The Central Bank of Kenya (CBK) has held its interest rate at 13%, signalling it is moving closer to cutting borrowing costs as inflation eases and the Kenyan shilling strengthens against major global currencies.

On Wednesday, the apex bank noted that the headline inflation eased to 5.7%, the lowest in two years, as the costs of most food items including maize flour, wheat flour, kales, spinach, and cabbages dropped.

The CBK’s Monetary Policy Committee (MPC) exercised cautious optimism despite the shilling rallying against the dollar and inflation easing within the regulator’s 2.5% to 7.5% range.

“The MPC noted that its previous measures have lowered inflation, addressed the exchange rate pressures, and anchored inflationary expectations. Therefore, the MPC concluded that the current monetary stance will ensure that overall inflation continues to decline towards the 5.0 per cent midpoint of the target, and thus decided to retain the Central Bank Rate (CBR) at 13 per cent,” CBK said in a statement on Wednesday.

The Kenyan shilling has rallied 18%, addressing inflation caused by imports. The central bank on Wednesday quoted the shilling against the dollar at KES 131.48 from a record high of KES 160.18 in February–representing a 17.9% appreciation in the past month.

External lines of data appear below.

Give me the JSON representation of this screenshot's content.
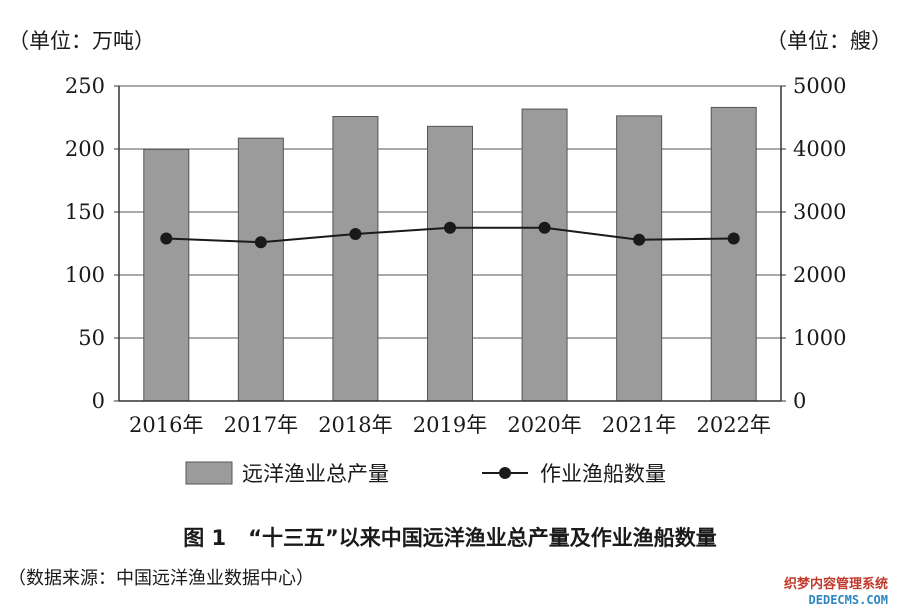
{
  "chart_data": {
    "type": "bar+line",
    "categories": [
      "2016年",
      "2017年",
      "2018年",
      "2019年",
      "2020年",
      "2021年",
      "2022年"
    ],
    "series": [
      {
        "name": "远洋渔业总产量",
        "type": "bar",
        "axis": "left",
        "values": [
          199.7,
          208.6,
          225.8,
          218.0,
          231.7,
          226.3,
          233.0
        ],
        "color": "#9b9b9b"
      },
      {
        "name": "作业渔船数量",
        "type": "line",
        "axis": "right",
        "values": [
          2580,
          2520,
          2650,
          2750,
          2750,
          2560,
          2580
        ],
        "color": "#1a1a1a"
      }
    ],
    "left_axis": {
      "unit_label": "（单位：万吨）",
      "ylim": [
        0,
        250
      ],
      "ticks": [
        "0",
        "50",
        "100",
        "150",
        "200",
        "250"
      ]
    },
    "right_axis": {
      "unit_label": "（单位：艘）",
      "ylim": [
        0,
        5000
      ],
      "ticks": [
        "0",
        "1000",
        "2000",
        "3000",
        "4000",
        "5000"
      ]
    },
    "grid": true,
    "legend_placement": "bottom"
  },
  "caption": {
    "figure_no": "图 1",
    "title": "“十三五”以来中国远洋渔业总产量及作业渔船数量"
  },
  "source_note": "（数据来源：中国远洋渔业数据中心）",
  "watermark": {
    "line1": "织梦内容管理系统",
    "line2": "DEDECMS.COM"
  }
}
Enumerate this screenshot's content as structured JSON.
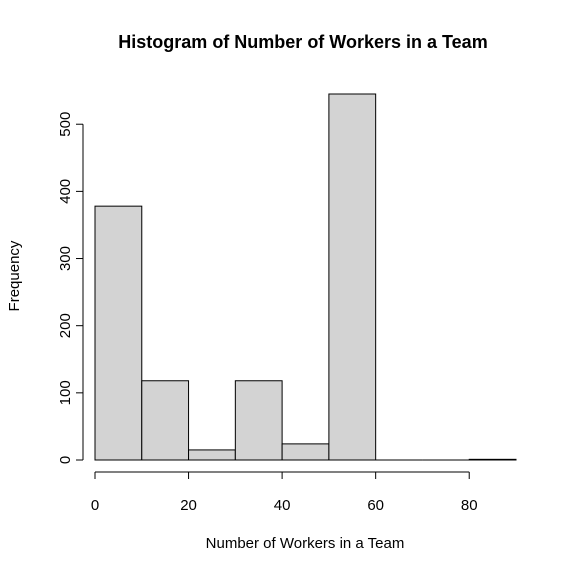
{
  "chart_data": {
    "type": "bar",
    "title": "Histogram of Number of Workers in a Team",
    "xlabel": "Number of Workers in a Team",
    "ylabel": "Frequency",
    "bin_edges": [
      0,
      10,
      20,
      30,
      40,
      50,
      60,
      70,
      80,
      90
    ],
    "values": [
      378,
      118,
      15,
      118,
      24,
      545,
      0,
      0,
      1
    ],
    "x_ticks": [
      0,
      20,
      40,
      60,
      80
    ],
    "y_ticks": [
      0,
      100,
      200,
      300,
      400,
      500
    ],
    "xlim": [
      0,
      90
    ],
    "ylim": [
      0,
      545
    ],
    "bar_fill": "#d3d3d3",
    "bar_stroke": "#000000",
    "grid": false,
    "legend": "none"
  }
}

The CBK said that leading economic indicators point to “continued strong performance of the Kenyan economy in the first quarter of 2024,” buoyed by agriculture, the service sector, and ICT.

The March 2024 Agriculture Sector Survey conducted ahead of the MPC meeting indicates that food prices will fall in the next three months supported by favourable weather conditions, stronger shilling, and dropping fuel prices.